The slash "/" as used in the documentation

Terry Reedy tjreedy at udel.edu
Sat Feb 9 15:16:32 EST 2019


On 2/9/2019 2:10 PM, Piet van Oostrum wrote:
> Christian Gollwitzer <auriocus at gmx.de> writes:
> 
>>>>> __import__( 'sys' ).version
>> '3.6.1 |Anaconda 4.4.0 (x86_64)| (default, May 11 2017, 13:04:09) \n[GCC
>> 4.2.1 Compatible Apple LLVM 6.0 (clang-600.0.57)]'
>>>>> help( __import__( 'math' ).sin )
>>
>>
>> Help on built-in function sin in module math:
>>
>> sin(...)
>>      sin(x)
>>
>>      Return the sine of x (measured in radians).
>>
>>
>> The help is actually not written out to the terminal but, displayed in
>> the pager (less), and the first sin(...) is typeset in boldface.
>>
>> 	Christian
> 
> Even simpler:
> 
>>>> help(len)
> help(len)
> Help on built-in function len in module builtins:
> 
> len(obj, /)
>      Return the number of items in a container.
> 
> both in python 3.6 and 3.7.
> 
> This is weird.

This is the result of Python being a project of mostly unpaid volunteers.

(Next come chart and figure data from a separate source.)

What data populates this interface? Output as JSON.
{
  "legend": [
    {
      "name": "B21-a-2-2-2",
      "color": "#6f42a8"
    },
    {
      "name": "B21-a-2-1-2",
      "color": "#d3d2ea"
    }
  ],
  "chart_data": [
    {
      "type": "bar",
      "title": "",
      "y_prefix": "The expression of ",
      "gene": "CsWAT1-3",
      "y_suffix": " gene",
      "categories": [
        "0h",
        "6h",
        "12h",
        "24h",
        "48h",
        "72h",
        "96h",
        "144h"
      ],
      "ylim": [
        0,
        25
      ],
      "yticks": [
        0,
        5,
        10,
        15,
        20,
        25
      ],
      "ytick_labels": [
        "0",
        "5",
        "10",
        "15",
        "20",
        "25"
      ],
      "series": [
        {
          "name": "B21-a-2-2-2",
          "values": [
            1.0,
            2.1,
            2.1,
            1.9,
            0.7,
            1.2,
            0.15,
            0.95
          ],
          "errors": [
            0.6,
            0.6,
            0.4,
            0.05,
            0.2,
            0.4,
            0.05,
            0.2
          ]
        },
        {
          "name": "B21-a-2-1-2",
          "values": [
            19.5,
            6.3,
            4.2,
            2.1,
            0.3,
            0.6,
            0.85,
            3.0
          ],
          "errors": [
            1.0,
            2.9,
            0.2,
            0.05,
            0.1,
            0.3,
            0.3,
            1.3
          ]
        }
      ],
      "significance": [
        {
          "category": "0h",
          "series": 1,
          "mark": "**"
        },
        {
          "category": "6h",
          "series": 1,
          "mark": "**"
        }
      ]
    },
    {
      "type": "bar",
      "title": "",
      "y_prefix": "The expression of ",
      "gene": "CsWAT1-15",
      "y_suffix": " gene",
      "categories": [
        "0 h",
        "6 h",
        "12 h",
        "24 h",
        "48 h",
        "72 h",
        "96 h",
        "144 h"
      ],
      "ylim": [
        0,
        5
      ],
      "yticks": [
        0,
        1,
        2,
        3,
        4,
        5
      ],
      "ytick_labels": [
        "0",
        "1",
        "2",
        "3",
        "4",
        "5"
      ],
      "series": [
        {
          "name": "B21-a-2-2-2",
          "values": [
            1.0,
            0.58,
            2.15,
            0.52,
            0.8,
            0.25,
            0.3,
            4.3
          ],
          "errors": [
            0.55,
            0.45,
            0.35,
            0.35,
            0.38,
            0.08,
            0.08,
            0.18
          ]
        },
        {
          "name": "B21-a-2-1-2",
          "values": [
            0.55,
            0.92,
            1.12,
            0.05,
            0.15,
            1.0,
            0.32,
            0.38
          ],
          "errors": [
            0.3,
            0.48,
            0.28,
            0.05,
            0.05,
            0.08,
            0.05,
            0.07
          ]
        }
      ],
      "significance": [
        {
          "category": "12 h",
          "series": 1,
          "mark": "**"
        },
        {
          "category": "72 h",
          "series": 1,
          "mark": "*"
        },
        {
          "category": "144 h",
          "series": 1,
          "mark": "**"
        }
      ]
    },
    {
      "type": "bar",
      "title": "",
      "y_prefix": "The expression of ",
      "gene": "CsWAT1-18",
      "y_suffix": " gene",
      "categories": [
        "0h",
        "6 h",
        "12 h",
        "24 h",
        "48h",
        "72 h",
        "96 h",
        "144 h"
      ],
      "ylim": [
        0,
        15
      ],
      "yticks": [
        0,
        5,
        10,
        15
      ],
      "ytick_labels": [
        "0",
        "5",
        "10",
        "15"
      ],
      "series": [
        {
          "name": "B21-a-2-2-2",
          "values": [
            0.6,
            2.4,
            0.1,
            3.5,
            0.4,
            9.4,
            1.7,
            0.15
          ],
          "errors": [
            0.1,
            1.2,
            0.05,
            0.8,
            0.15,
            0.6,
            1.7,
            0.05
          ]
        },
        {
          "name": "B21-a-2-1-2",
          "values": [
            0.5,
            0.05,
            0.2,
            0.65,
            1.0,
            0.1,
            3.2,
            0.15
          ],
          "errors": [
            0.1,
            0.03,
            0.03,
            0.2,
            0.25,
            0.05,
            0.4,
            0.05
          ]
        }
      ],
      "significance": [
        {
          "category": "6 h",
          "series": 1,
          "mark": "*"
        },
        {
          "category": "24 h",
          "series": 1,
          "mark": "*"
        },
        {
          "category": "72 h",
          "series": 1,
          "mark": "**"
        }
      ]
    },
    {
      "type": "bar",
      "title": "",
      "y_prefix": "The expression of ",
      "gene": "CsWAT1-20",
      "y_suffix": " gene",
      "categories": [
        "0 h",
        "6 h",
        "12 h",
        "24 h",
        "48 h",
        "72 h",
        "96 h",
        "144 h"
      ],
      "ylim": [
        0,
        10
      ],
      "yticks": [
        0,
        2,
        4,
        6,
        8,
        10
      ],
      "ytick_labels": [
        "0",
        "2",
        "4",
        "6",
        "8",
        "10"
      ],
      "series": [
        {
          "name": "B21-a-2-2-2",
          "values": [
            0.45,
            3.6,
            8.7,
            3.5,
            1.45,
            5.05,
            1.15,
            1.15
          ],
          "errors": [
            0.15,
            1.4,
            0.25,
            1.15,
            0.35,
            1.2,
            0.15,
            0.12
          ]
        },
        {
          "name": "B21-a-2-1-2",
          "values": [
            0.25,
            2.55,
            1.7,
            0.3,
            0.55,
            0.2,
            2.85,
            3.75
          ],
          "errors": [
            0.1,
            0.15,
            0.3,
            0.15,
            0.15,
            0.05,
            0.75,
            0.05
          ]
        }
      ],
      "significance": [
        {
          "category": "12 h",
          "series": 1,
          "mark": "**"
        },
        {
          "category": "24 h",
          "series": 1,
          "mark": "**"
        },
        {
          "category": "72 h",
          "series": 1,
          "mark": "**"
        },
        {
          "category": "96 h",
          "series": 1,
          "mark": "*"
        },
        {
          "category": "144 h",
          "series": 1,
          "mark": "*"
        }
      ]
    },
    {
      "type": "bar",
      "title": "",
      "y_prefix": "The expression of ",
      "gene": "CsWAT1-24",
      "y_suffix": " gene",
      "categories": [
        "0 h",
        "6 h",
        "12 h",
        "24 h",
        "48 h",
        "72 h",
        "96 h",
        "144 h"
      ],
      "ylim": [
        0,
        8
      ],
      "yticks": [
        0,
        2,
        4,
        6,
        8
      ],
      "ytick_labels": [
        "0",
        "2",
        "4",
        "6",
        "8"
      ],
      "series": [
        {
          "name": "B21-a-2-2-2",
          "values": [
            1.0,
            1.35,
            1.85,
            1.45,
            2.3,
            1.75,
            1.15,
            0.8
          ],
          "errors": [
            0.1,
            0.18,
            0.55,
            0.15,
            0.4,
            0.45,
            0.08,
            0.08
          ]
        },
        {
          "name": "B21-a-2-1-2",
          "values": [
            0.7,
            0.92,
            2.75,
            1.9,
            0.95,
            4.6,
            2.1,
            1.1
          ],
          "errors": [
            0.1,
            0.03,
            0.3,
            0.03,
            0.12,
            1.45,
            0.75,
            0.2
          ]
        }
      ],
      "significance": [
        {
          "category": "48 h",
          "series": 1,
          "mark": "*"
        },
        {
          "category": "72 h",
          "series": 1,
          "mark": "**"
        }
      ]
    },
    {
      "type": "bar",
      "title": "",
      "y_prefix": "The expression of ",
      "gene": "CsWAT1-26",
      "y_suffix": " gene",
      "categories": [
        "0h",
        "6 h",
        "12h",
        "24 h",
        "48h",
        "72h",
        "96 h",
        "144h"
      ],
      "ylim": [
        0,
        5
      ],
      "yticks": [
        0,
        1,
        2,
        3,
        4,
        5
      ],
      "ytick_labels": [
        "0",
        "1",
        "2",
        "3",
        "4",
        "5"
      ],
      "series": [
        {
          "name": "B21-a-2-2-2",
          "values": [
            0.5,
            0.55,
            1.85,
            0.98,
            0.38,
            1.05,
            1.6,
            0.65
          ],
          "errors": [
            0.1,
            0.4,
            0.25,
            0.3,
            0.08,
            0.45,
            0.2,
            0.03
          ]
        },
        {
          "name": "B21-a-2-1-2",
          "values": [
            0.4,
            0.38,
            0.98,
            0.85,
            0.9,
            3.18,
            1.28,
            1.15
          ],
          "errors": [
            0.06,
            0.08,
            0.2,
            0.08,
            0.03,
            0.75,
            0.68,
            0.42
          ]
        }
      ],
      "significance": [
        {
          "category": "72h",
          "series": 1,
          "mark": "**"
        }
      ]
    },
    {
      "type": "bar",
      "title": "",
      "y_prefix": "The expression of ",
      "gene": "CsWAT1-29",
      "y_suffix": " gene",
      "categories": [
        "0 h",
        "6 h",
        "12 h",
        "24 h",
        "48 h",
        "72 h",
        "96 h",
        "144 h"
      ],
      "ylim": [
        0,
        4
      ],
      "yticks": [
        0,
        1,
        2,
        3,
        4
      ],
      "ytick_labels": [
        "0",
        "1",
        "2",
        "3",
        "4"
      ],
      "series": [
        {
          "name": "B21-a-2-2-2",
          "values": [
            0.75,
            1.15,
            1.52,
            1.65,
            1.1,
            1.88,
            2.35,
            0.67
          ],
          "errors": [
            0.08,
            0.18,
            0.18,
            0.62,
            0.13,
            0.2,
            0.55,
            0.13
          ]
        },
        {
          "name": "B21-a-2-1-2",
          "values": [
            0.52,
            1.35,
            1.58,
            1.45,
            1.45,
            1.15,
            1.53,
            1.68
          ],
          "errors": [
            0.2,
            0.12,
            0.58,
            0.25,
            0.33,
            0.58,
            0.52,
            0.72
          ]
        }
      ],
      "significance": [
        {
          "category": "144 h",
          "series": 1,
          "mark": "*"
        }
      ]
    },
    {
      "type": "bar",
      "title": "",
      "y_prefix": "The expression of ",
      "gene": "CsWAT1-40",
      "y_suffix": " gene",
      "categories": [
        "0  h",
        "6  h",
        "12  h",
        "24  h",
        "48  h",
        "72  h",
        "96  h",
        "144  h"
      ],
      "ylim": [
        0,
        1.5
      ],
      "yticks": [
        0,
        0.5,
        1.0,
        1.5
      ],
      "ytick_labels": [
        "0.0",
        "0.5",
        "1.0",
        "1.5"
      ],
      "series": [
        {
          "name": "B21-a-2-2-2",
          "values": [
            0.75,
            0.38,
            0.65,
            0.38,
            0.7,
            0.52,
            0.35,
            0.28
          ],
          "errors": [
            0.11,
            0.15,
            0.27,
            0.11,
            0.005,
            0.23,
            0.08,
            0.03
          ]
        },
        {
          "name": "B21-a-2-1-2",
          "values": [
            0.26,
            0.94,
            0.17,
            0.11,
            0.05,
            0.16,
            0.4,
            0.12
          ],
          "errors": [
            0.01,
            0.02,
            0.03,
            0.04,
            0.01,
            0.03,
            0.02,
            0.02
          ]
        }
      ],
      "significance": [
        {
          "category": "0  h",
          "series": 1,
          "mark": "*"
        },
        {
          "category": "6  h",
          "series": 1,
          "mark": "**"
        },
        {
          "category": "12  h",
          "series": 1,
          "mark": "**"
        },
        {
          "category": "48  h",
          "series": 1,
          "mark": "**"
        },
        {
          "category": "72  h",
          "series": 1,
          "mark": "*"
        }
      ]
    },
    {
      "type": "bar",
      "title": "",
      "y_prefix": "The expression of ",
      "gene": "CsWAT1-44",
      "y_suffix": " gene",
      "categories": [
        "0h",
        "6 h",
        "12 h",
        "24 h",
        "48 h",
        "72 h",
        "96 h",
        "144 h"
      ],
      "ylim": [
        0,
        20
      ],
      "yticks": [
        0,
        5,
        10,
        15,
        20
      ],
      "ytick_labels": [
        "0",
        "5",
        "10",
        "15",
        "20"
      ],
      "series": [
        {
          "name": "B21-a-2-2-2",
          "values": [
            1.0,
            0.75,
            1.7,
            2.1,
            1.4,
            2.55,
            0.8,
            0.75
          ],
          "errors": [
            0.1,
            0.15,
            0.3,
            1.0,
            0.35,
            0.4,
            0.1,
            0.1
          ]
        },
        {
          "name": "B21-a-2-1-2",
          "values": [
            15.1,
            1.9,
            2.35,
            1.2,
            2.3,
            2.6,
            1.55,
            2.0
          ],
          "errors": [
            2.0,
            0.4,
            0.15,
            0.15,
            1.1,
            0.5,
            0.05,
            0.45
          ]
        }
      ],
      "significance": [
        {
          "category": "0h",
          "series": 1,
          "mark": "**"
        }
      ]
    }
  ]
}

See my response in this thread explaining how '/' appears in help output 
and IDLE calltips.  '/' only appears for CPython C-coded functions that 
have been modified to use Argument Clinic.  A.C. was added, I believe, 
in 3.5.  Simple builtins like len would have been the first to be 
converted.  The math module was converted for 3.7.  There are some new 
conversions for 3.8 and likely some will be left for future versions.